John Adams is also a stay-at-home dad and gave up his job to look after his daughters.
“When I gave up work I was convinced I would become the butt of jokes, especially from my male friends.”
John has a blog where he shares his experiences as a stay-at-home dad. In his blog he confesses that even though he feared being mocked for being a stay-at-home dad that actually didn’t happen.
“Many men are absolutely desperate to spend more time with their children and families. I’ve been approached several times by guys of various ages telling me how much they wish they could do what I’m doing.”
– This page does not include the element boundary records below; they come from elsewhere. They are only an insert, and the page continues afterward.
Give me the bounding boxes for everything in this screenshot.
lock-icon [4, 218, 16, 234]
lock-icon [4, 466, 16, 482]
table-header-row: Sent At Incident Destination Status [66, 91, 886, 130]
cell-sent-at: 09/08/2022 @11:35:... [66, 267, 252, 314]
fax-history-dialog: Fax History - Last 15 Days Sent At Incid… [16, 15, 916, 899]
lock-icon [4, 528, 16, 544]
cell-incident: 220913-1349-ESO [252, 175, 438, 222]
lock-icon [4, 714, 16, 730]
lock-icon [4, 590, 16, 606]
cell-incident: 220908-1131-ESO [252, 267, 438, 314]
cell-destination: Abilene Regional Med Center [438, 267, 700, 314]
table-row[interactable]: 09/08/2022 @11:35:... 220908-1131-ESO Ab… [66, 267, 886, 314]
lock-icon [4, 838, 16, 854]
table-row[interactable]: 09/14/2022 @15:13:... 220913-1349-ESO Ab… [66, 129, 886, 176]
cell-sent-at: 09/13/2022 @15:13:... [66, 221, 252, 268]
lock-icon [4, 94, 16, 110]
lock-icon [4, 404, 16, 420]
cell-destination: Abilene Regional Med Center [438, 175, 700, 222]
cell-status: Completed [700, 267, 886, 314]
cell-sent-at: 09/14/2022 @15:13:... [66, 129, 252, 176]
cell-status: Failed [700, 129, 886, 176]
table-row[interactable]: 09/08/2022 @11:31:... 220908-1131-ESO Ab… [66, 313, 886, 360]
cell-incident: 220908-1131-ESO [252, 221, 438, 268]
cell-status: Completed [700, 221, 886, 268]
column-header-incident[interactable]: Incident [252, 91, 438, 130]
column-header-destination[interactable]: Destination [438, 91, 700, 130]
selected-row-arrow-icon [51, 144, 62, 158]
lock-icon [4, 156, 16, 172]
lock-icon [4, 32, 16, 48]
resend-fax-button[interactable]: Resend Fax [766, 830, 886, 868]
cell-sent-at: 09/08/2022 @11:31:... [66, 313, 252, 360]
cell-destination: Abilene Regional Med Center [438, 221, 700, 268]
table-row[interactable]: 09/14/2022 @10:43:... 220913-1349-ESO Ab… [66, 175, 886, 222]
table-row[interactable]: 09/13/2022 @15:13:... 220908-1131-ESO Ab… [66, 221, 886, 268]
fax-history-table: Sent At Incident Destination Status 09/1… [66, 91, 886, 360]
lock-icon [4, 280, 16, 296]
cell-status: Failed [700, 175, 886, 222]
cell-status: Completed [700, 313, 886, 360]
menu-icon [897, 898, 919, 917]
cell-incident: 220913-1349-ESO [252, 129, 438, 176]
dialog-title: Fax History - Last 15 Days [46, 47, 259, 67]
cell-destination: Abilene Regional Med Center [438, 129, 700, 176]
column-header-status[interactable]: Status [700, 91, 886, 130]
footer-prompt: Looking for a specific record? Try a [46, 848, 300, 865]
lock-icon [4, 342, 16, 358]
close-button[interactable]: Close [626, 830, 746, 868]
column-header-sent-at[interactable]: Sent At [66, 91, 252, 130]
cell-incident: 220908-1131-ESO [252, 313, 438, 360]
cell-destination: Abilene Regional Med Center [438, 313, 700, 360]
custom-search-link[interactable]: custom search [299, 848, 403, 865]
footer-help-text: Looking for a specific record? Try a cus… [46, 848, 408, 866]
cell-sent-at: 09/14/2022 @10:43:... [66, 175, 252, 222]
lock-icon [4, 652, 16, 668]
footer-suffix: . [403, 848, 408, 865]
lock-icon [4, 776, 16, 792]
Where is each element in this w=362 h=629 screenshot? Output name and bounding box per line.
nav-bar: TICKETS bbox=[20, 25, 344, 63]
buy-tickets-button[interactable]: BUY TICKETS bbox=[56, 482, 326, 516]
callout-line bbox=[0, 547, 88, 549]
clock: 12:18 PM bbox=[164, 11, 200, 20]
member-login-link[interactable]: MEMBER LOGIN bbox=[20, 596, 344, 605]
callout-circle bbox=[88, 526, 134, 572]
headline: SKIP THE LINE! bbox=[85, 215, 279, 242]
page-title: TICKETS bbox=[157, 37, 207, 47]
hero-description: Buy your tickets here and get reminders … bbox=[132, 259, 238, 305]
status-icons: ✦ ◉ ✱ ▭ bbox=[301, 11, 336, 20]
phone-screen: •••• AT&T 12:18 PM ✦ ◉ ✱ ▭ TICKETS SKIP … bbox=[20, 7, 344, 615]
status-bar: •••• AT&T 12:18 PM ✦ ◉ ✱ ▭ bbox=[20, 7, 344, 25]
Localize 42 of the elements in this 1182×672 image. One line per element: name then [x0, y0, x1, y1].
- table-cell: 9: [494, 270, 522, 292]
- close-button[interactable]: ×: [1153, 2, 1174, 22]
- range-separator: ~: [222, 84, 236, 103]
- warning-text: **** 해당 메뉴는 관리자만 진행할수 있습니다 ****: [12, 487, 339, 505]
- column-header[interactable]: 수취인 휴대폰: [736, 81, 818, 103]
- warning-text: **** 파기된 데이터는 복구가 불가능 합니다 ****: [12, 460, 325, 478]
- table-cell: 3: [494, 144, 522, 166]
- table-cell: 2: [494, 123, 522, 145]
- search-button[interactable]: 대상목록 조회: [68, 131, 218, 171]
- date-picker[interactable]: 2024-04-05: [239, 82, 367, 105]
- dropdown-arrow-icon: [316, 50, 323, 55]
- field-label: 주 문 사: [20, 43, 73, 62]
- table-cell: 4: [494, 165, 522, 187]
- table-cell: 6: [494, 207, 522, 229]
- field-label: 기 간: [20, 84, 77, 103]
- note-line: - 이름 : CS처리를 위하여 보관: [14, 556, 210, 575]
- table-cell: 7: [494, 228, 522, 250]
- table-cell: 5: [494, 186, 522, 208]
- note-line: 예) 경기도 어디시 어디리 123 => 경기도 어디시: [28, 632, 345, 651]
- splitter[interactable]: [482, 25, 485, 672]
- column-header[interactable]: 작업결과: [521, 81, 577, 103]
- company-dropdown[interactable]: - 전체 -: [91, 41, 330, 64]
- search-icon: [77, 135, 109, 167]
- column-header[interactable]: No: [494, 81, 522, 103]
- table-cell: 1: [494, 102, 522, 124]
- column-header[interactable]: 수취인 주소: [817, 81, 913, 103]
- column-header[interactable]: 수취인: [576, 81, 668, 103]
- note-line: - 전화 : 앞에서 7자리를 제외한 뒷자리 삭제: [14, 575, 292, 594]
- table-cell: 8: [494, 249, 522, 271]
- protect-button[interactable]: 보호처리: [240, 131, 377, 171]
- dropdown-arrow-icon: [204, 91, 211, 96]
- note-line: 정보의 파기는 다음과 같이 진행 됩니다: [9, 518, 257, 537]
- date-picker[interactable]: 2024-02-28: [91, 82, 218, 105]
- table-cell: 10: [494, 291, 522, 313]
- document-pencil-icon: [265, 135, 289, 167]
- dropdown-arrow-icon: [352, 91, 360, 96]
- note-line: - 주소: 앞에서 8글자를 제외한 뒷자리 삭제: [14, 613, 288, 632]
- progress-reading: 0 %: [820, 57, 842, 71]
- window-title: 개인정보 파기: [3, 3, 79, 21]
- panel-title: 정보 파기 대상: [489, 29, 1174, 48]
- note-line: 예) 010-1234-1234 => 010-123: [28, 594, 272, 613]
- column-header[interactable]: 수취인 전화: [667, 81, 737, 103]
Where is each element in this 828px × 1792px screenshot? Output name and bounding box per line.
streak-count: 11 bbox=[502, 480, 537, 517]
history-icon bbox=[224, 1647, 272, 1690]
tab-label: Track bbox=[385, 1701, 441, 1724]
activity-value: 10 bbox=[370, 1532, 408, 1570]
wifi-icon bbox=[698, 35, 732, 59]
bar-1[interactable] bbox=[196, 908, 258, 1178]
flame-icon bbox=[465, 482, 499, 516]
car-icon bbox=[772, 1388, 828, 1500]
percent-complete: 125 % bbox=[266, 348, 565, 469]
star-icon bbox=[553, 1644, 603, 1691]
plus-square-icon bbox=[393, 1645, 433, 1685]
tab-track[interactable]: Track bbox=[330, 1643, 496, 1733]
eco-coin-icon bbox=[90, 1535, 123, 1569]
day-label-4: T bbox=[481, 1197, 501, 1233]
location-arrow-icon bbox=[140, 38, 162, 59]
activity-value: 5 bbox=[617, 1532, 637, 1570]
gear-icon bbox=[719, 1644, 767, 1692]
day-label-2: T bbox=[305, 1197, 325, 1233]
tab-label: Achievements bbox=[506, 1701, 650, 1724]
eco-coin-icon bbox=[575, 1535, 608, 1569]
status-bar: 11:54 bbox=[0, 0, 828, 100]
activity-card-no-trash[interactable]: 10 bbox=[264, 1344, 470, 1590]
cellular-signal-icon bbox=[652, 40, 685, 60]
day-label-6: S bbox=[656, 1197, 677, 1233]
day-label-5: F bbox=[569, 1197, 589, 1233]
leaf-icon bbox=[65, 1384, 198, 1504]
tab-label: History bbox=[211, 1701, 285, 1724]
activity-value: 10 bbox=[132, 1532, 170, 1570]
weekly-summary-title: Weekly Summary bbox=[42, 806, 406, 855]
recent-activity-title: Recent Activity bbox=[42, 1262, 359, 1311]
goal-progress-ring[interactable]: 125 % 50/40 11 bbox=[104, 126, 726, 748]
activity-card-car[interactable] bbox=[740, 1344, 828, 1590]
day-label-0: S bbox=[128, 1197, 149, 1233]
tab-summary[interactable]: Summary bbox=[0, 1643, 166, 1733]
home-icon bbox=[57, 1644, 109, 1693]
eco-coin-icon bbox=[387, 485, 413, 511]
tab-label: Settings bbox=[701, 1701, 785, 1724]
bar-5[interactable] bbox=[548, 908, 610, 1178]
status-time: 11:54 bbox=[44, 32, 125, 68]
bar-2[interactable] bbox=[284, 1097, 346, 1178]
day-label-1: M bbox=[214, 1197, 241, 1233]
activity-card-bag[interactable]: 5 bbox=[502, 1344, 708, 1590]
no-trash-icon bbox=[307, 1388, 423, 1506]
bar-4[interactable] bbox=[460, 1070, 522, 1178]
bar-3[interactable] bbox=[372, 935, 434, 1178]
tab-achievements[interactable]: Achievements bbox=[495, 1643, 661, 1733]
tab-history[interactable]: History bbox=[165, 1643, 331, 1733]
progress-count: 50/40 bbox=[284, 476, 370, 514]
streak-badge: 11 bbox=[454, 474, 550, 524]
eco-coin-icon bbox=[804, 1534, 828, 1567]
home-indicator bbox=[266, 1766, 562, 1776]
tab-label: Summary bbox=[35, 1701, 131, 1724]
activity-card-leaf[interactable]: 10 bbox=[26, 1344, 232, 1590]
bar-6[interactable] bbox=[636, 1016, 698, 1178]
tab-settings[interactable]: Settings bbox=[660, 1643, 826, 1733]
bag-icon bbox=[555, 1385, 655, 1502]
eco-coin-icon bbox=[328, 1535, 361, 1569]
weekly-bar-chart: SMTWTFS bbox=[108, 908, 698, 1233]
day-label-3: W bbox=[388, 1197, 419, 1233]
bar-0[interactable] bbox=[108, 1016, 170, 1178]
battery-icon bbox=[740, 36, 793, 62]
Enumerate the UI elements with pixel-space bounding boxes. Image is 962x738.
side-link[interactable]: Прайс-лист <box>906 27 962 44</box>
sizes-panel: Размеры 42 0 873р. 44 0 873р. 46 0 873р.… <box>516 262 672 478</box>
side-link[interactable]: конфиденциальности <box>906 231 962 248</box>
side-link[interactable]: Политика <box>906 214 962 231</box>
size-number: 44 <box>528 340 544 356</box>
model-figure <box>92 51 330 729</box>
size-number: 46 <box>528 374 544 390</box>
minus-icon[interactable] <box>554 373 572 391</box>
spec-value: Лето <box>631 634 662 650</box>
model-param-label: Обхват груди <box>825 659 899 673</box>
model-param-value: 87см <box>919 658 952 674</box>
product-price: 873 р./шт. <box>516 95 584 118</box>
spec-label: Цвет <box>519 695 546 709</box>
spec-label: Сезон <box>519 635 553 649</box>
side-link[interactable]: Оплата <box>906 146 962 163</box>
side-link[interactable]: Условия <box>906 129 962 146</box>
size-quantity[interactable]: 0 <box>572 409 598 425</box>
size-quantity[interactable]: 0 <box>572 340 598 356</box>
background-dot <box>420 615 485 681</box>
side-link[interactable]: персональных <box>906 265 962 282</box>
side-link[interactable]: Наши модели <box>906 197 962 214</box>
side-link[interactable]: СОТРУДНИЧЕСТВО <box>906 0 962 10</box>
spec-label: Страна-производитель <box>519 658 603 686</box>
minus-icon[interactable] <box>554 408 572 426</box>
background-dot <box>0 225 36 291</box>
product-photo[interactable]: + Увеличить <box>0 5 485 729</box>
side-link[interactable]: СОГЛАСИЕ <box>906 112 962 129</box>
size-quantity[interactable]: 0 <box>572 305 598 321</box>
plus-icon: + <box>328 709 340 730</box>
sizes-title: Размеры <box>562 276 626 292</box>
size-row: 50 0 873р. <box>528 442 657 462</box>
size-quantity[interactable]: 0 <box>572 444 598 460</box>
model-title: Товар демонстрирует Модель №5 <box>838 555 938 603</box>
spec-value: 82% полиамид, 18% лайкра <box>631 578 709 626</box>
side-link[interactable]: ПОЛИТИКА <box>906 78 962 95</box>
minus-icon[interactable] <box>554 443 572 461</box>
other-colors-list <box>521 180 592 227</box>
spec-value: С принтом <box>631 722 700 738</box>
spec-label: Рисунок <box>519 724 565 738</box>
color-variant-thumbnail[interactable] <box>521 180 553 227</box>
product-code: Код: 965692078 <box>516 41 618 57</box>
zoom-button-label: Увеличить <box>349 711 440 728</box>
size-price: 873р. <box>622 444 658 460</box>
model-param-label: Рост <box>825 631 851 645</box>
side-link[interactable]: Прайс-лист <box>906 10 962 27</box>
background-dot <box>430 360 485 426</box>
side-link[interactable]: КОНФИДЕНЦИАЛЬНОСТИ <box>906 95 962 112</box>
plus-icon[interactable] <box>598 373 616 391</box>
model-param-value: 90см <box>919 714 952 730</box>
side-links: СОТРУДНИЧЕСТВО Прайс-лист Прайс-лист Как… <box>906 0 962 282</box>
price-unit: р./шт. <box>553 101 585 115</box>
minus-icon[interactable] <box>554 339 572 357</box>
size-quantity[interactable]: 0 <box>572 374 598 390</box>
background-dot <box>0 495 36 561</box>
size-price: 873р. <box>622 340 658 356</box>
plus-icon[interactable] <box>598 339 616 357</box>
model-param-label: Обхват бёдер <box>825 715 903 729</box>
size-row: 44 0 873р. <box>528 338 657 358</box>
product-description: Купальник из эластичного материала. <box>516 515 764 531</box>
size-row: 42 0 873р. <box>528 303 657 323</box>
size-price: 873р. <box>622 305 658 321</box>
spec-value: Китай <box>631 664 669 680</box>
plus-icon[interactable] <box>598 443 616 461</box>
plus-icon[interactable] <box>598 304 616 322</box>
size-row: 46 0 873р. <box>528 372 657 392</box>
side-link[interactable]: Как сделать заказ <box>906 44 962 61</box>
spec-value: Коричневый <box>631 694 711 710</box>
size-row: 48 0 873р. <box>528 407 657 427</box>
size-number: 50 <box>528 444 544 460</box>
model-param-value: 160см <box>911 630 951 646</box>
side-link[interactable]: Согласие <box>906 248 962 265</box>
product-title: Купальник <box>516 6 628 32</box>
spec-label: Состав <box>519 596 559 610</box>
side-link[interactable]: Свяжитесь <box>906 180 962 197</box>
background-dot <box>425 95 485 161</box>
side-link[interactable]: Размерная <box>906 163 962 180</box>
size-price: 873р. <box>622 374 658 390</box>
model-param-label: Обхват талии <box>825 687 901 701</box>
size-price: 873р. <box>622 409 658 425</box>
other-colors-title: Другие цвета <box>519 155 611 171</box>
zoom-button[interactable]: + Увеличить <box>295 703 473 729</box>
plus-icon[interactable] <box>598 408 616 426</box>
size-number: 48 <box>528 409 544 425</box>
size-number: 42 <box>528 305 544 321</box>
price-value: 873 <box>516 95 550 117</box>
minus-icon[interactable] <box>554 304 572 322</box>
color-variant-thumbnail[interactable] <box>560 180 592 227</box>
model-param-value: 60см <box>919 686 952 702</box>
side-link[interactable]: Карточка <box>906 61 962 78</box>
Even though Isaac isn’t a stay-at-home dad, both him and his wife have set up an arrangement with their employers that enables them to look after their son without relying on childcare. Isaac explains that this is a unique set of circumstances, however this allows him to be very present in his son’s life.
“I get to spend a lot of time with my little boy and more importantly he gets to spend a lot of time with me. I know that childcare is expensive but this decision was not a financial one at all. I had precious little time with my dad and I ALWAYS wanted to be a dad myself, so when it happened, I made sure I was going to make the most of it. I wouldn’t have it any other way.”
Describing his favourite moments as seeing his son’s ‘little progresses’ and ‘noticing that piece of knowledge or personality that wasn’t there the day before’, Isaac is relieved knowing he’s not missing any key moments.
“I can hand on heart say I am doing the best I can. Could I earn more money? Yes. Would it buy me more time with my boy? No.”
However not only do men want to spend more time with their children but it’s also been proven to be beneficial to the child.
The Father Involvement Research Alliance researched the effects of father involvement in children’s lives and found that:
“Infants of highly involved fathers, as measured by amount of interaction, including higher levels of play and caregiving activities, are more cognitively competent at 6 months and score higher on the Bayley Scales of Infant Development. By one year they continue to have higher cognitive functioning, are better problem solvers as toddlers and have higher IQ’s by age three. School aged children of involved fathers are also better academic achievers. ”
In a time where traditional roles in the workplace have been challenged and torn down, it now seems to be occurring on the home front. As society continues to redefine the definition of the ‘modern family’ it seems that the number of stay-at-home dads will continue to rise.